Matching marks while also ignoring marks

Is it possible to match a mark glyph in a sequence (to chain a lookup on it) but also ignore other mark glyphs in that sequuence (including other copies of the glyph itself)? Probably best understood by example.

With the sequence "a MARK b c" I want to chain a lookup on the MARK, whether or not there's another MARK between the b and the c.

I tried this:

lookupFlags IgnoreMarks
sub a MARK' lookup lu b c;
but it didn't match at all. Using a MarkFilteringSet did match, but it didn't match the "a MARK b MARK c" case.

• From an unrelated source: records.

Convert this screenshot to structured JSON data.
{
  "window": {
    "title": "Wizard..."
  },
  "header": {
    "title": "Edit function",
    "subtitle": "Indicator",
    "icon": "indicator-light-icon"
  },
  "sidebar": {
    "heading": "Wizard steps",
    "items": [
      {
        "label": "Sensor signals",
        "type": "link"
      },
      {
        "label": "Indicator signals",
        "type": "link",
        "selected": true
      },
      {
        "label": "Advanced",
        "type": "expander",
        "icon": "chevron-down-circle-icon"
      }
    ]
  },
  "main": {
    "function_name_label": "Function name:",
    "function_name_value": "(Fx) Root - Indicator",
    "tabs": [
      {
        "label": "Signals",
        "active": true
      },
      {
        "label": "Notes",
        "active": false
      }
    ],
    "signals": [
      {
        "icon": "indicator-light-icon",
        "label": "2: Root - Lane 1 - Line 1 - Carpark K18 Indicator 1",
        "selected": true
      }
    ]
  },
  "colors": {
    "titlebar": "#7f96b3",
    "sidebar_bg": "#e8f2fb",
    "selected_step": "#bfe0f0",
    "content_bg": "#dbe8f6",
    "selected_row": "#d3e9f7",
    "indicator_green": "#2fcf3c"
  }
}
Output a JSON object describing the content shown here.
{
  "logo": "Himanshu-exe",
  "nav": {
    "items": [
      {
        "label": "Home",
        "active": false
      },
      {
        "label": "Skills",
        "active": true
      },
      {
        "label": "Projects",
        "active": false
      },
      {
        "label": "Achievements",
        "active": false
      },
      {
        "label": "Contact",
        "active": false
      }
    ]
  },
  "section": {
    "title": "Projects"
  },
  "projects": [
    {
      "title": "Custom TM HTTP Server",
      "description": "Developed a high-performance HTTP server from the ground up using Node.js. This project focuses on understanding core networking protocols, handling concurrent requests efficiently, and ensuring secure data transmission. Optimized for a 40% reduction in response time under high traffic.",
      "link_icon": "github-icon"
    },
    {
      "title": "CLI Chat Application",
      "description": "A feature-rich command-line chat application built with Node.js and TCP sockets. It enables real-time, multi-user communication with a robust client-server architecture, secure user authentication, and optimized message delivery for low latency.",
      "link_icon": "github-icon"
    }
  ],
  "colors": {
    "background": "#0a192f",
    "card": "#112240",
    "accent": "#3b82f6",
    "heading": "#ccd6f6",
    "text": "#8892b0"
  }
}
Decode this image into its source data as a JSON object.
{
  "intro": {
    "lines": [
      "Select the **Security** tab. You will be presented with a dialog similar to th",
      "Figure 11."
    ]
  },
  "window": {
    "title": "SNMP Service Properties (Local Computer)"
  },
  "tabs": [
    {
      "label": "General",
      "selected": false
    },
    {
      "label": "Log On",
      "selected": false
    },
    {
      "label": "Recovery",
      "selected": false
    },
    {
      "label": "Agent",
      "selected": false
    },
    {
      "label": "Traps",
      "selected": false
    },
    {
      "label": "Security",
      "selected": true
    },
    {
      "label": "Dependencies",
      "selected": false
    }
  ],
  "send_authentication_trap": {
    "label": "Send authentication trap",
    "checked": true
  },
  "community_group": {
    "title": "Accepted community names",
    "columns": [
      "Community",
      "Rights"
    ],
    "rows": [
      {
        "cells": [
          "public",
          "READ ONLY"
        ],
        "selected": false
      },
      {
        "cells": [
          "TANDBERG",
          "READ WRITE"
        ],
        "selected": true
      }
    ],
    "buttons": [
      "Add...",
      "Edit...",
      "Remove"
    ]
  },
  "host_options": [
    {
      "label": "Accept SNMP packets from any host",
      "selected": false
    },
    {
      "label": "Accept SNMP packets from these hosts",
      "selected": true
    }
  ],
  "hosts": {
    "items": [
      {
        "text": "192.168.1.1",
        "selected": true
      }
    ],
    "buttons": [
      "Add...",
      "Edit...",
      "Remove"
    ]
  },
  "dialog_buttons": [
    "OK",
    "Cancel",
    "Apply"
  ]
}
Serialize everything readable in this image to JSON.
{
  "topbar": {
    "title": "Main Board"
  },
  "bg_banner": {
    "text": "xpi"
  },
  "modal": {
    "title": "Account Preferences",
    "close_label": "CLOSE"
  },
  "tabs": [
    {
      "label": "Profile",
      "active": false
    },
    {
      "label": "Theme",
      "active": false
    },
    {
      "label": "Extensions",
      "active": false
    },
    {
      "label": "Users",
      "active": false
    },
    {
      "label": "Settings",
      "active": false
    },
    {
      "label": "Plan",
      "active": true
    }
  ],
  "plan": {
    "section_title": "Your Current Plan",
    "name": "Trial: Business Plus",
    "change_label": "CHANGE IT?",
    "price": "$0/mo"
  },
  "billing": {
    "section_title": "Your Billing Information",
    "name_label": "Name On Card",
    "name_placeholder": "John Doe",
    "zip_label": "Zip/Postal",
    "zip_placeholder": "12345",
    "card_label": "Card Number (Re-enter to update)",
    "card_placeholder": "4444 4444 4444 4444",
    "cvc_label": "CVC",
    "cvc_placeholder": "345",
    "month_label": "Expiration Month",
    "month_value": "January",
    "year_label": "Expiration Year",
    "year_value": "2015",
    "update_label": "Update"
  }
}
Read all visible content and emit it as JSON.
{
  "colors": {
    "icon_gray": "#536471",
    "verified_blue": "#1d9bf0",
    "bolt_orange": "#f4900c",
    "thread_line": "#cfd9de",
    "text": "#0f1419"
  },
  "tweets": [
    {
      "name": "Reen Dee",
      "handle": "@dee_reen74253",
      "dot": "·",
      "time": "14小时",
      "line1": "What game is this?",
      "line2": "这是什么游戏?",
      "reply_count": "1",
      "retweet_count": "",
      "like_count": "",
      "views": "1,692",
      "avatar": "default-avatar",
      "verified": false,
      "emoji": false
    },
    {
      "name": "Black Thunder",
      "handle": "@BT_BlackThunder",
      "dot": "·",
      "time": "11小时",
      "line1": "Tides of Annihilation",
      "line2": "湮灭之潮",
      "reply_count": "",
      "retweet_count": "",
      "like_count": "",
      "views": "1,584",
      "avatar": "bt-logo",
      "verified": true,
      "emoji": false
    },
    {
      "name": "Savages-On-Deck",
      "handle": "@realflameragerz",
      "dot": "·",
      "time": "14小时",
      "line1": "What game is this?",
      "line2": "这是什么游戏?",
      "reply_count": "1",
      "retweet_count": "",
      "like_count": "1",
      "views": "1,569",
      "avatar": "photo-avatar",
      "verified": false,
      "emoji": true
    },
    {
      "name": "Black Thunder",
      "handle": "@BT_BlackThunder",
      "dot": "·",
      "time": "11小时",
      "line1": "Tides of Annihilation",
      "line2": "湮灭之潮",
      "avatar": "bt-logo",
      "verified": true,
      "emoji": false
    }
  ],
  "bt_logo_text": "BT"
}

I could, of course, write out all the possibilities:
sub a MARK' lookup lu b c;
sub a MARK' lookup lu b MARK c;
But my real situation has a longer context and a lot more combinations, and although I have Python and I can make class-based lookups, it's just ugly so I'd rather not enumerate them all if there's a better way to do it. 

Comments

  • Sami Artur Mandelbaum
    edited August 2020
    Hi Simon,
    this is possible using microsoft VOLT.
    You can choose the process marks filtering by Class
    There is a diference between Class and Group in VOLT.
    Sami
  • Hmmm... I wonder how that would work. What lookup flag would it translate to? I have a feeling that if it does work, it probably relies on different behavior between useMarkFilteringSet and markAttachmentType, and I'm not sure that's something that should be relied on.

    Would you mind making an example font for me?
  • Would you mind making an example font for me?
    SBL hebrew font is good example.
    http://www.sbl-site.org/Fonts/SBL_Hbrw.ttf
  • Did you try ‘UseMarkFilteringSet’?
  • Did you try ‘UseMarkFilteringSet’?

    Yes, but no luck:

    @below_dots = [sdb ddb tdb];
    
    lookup Routine_1 { sub @below_dots by [sdb.yb ddb.yb tdb.yb]; } Routine_1;
    
    lookup Routine_4 {
    	lookupflag UseMarkFilteringSet @below_dots;
        sub @inits @medis @below_dots' lookup Routine_1 BARI_YEf1;
    } Routine_4;
    
    Now if we have a sequence with @below_dots between the init and the medi, it does not match. (This makes sense, because we've told it to skip over anything that it's not a @below_dot, and so the dot after the init needs to match.)
    $ hb-shape font.ttf 'ببے'
    [BARI_YEf1=2+272|sdb=1@-26,58+0|BEm8=1@0,275+227|sdb=0@11,97+0|BEi2=0@0,311+389]
    
    Enumerating the possibilities does work:
    lookup Routine_4 {
    	lookupflag UseMarkFilteringSet @below_dots;
        sub @inits @below_dots' lookup Routine_1  @medis BARI_YEf1;
        sub @inits @below_dots' lookup Routine_1  @medis' @below_dots' lookup Routine_1 BARI_YEf1;
    } Routine_4;
    
    If we put something other than @below_dots in the mark filtering set, then the rule does not match at all because the @below_dots have been skipped over.
  • John Hudson
    John Hudson Posts: 3,229
    You need to separate out the marks you want to process and the marks you want to ignore. In VOLT, you'd do this by setting up a group of marks to be ignored in this specific lookup, and then compile that to a Mark Filtering Set referenced in the ignore marks field for the lookup (in the VOLT UI, you indicate that the group should be compiled to a Mark Filter Set by preceding the name of the group in the lookup ignore marks field with *).

    I consider Mark Attachment Class to be essentially obsolete for mark filtering purposes. Mark Attachment Classes have to be exclusive, i.e. the same mark cannot be included in more than one Mark Attachment Class, which makes them useless for lots of purposes. In recent projects, I have simply used Mark Filtering Sets for all ignore marks filtering groups, regardless of whether they are exclusive or not.
  • You need to separate out the marks you want to process and the marks you want to ignore.
    Right - the problem is that these are not distinct sets. I literally want to match a thing and ignore all other instances of the same thing. I'm coming to the conclusion it's not possible; enumerating the possibilities it is, then...
  • John Hudson
    John Hudson Posts: 3,229
    I literally want to match a thing and ignore all other instances of the same thing.

    That's the sort of situation that can lead to adding duplicate glyphs under different names, so you can use GSUB to contextually set up distinct sets.